3. Reading and Wrangling Data
Jan 22 [BB]
Getting your data into the format you require is often one of the most frustrating and time consuming task involved in data analysis. Fortunately there are tools that make this easier. You will become inculcated into the “Hadley”-verse of R packages which represent a new wonderful paradigm of data science which embraces readability of code. We’ll focus on these R packages in particular:
- readr: read and write tabular data with sensible defaults (ie no factors). We’ll also cover related packages such as rgdal to read and write spatial data.
dplyr is your main data wrangling tool with a piping idiom (
%>%) that encourages very readable SQL-like sequential statements:
summarize. The other beauty about dplyr is that you can initially write for a simple CSV, and scale up the back end to work with databases (such as sqlite, MySQL, PostgreSQL or even Google BigQuery) and dplyr translates the backend functions automatically, so no need to rewrite the rest of your code (concept of “middleware”).
See also the data wrangling cheat sheet with dplyr, tidyr.
4. Tidying up Data
Jan 29 [BB]
Data comes in a wide variety of formats. Literally. You’ll learn about “wide” vs “narrow” formats with the tidyr package, as well as how to handle dates/times with lubridate, and strings with stringr. We’ll throw in a bit about regular expressions for good measure.
5. Visualizing Data
Feb 5 [NT]
Visualization allows you to find patterns in your data. Good visualization allows you to communicate what your learn from data to others. New tools provide users with efficient and flexible ways to generate elegant informative visualizations of their data. We will introduce you ‘best practices’ and R’s powerful visualization “grammar” ggplot2 which allows you too quickly generate some pretty fancy plots and tailor them to your audience. See the ggplot2 cheat sheet.
6. Interactive Plots and Maps
Feb 12 [BB]
- leaflet: geospatial mapping
- dygraphs: time series charting
- metricsgraphics: scatterplots and line charts with D3
- networkD3: graph data visualization with D3
- d3heatmap: interactive heatmaps with D3
- dataTables: tabular data display
- threejs: 3D scatterplots and globes
- DiagrammeR: Diagrams and flowcharts
7. Advanced Programming
Feb 19, 8:30-11:30 [NT]. extra office hours: 11:30-12:30 [NT, BB]
Developing more complex programs involves breaking data analysis down into key components - and organizing these components so that they can be easily re-used, modified and linked with other programs. We will introduce you to techniques for structured programming. You’ll learn how to create your own R package.
Two essential components of programming best practices are documentation and testing. Particularly when programming and data analysis involve multiple steps or collaborative programming, good documentation and testing are essential. We will introduce you to ways to help you to write documentation inline using roxygen2 and ways to automate testing of your programs.
8. Interactive Applications
Feb 26, 8:30-11:30 [BB]. extra office hours: 11:30-12:30 [BB]

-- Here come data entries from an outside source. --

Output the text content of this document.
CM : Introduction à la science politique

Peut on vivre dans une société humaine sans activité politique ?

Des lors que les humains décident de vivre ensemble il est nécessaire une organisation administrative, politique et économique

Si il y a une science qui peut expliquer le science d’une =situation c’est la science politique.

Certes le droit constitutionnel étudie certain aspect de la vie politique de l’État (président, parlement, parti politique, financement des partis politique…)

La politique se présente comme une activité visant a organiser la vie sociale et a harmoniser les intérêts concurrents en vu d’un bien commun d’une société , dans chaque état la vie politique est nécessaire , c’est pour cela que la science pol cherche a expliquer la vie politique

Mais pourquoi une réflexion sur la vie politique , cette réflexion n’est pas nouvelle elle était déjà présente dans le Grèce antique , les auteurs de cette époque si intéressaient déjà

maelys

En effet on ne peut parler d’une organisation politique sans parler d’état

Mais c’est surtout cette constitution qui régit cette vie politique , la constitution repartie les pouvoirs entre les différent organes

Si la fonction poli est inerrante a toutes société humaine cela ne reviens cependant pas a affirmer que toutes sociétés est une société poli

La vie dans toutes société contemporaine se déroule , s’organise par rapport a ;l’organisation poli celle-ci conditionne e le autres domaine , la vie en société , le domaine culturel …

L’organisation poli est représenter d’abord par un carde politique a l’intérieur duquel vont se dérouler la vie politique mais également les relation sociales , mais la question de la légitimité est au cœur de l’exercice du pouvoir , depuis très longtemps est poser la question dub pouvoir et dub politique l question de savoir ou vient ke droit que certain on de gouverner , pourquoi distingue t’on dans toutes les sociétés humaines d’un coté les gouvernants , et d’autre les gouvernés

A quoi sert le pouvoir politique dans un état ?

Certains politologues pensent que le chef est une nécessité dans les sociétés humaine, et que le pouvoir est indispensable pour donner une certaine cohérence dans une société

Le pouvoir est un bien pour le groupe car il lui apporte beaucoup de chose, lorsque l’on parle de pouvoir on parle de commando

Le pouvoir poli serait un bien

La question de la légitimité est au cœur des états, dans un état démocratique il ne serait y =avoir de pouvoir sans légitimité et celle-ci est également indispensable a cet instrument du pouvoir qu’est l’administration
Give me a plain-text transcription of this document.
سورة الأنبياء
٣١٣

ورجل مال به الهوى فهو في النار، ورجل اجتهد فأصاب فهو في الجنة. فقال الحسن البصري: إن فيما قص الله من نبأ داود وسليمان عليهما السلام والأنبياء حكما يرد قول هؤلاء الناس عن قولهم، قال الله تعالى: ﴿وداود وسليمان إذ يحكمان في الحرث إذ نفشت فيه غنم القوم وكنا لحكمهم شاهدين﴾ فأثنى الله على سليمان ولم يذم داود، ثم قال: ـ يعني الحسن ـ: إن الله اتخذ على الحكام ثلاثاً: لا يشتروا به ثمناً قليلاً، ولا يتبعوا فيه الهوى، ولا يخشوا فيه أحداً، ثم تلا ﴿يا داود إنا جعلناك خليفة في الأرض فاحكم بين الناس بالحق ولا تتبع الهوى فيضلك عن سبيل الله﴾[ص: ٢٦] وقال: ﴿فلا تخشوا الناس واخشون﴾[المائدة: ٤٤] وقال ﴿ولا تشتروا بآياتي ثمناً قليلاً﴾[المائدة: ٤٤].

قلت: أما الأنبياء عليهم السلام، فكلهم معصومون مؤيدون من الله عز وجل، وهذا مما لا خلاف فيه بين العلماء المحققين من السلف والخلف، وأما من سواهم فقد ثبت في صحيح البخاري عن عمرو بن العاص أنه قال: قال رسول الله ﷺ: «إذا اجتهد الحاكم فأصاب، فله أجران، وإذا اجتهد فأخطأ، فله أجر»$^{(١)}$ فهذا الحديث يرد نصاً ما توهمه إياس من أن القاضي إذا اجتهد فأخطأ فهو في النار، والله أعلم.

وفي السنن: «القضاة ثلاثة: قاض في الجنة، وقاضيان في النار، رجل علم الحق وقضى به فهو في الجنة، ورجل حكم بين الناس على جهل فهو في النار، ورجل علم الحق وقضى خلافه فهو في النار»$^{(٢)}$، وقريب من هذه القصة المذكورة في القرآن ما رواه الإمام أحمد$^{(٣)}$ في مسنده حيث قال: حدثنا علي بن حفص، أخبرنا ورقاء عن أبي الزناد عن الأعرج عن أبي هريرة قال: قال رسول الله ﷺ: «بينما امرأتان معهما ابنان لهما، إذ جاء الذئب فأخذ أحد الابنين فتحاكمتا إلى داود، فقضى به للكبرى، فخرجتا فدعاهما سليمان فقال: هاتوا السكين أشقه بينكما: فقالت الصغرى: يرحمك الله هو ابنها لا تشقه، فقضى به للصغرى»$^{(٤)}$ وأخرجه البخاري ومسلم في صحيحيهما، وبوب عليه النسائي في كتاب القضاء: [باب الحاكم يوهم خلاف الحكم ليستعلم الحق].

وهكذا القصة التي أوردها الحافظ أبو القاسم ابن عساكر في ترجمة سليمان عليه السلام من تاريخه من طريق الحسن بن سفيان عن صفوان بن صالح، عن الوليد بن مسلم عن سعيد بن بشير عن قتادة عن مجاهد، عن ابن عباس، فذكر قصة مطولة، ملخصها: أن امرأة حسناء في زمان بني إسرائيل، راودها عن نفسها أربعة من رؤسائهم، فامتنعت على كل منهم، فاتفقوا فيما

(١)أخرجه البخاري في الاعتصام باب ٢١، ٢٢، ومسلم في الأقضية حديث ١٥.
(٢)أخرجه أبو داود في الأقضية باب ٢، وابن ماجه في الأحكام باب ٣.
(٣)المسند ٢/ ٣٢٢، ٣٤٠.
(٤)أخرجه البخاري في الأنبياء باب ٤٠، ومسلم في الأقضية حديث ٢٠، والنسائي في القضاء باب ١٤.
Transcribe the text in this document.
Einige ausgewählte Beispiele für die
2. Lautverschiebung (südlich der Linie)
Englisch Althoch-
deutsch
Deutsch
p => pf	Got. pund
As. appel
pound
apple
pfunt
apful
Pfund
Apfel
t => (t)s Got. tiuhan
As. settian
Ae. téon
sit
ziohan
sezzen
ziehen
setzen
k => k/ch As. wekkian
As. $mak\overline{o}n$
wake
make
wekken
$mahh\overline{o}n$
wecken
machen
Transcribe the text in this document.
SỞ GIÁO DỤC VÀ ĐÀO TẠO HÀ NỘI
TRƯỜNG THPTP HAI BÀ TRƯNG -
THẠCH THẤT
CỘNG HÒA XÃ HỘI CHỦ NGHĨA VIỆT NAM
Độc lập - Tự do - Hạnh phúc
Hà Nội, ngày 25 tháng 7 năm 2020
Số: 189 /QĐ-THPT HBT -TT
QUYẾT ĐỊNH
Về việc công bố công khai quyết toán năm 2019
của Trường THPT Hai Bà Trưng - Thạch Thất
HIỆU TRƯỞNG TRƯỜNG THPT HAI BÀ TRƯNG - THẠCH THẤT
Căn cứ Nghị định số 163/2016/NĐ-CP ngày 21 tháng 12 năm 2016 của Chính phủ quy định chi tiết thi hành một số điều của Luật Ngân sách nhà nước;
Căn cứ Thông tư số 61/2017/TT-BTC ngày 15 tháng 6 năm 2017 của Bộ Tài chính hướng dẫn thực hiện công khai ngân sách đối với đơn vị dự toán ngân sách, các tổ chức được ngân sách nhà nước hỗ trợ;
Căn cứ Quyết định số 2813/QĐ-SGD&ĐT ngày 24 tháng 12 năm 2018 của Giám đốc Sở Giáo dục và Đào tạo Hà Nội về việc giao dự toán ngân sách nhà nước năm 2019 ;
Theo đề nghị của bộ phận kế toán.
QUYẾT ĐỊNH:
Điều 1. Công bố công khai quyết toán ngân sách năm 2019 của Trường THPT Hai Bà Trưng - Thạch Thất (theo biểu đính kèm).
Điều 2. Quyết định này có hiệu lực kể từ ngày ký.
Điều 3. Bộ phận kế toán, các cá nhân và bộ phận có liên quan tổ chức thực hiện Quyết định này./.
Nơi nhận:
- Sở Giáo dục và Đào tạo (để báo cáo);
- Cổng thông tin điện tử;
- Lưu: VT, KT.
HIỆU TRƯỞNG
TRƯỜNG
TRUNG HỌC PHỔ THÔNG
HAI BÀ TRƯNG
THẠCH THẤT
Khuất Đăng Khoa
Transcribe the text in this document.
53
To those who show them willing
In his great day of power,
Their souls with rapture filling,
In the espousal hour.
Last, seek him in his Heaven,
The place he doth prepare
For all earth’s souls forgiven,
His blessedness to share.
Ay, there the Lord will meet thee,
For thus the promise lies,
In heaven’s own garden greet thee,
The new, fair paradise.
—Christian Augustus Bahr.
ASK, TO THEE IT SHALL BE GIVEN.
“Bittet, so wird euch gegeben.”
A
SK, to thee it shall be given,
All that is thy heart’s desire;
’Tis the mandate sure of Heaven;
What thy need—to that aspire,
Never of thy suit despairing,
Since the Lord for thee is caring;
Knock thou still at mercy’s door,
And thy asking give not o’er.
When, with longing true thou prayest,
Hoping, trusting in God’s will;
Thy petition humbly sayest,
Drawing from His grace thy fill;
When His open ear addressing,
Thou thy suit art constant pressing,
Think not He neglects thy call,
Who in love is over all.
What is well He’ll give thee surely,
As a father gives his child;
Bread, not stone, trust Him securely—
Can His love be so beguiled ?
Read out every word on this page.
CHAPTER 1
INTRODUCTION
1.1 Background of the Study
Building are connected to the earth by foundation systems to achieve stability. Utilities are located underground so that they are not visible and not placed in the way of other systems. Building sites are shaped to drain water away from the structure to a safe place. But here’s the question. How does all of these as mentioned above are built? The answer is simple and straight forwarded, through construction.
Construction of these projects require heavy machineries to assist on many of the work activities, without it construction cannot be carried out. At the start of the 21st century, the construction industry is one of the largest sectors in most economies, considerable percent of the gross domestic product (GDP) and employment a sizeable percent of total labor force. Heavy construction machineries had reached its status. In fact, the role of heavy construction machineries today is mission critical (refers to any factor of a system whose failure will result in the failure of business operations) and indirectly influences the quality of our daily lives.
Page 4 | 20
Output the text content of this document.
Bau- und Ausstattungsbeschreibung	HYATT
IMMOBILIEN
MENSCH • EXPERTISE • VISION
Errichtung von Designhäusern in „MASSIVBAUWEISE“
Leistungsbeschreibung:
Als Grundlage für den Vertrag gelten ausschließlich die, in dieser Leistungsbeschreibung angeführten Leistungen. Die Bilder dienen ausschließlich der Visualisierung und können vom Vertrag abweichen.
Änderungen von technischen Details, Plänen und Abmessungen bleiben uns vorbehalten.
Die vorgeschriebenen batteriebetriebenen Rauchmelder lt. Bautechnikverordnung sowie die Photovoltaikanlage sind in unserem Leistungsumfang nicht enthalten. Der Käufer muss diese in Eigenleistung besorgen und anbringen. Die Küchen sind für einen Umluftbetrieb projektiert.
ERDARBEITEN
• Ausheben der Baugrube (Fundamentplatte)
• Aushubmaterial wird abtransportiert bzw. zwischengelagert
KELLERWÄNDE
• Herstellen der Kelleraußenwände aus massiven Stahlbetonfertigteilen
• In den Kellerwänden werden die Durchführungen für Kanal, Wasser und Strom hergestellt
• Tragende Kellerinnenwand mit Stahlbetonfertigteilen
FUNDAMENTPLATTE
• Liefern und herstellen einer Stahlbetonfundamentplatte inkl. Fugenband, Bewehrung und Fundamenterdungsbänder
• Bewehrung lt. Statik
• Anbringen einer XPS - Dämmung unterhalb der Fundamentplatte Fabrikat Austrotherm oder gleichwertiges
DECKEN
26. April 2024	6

Continuing with the online interactive theme, we’ll explore the world of making Shiny apps for truly interactive applications that allow for backend R functions reactive to user inputs to a clean web interface easily rendered with the most minimal amount of code. See the shiny cheat sheet.
9. NO CLASS
Mar 4 NO CLASS
Because of Bren Group Project presentations, this class will be skipped. We’ve added an extra hour instead to the classes before and after.
10. Final Project Presentations
Mar 11, 8:30-10:30
You’ll share your final project presentations in class, describing the scientific question asked, methodological steps taken to gather and clean data, analytical steps and visualizations. This will be done with an Rmarkdown presentation having a Shiny app embedded with all code made available on a Github repository (ie at your group’s org.github.io site).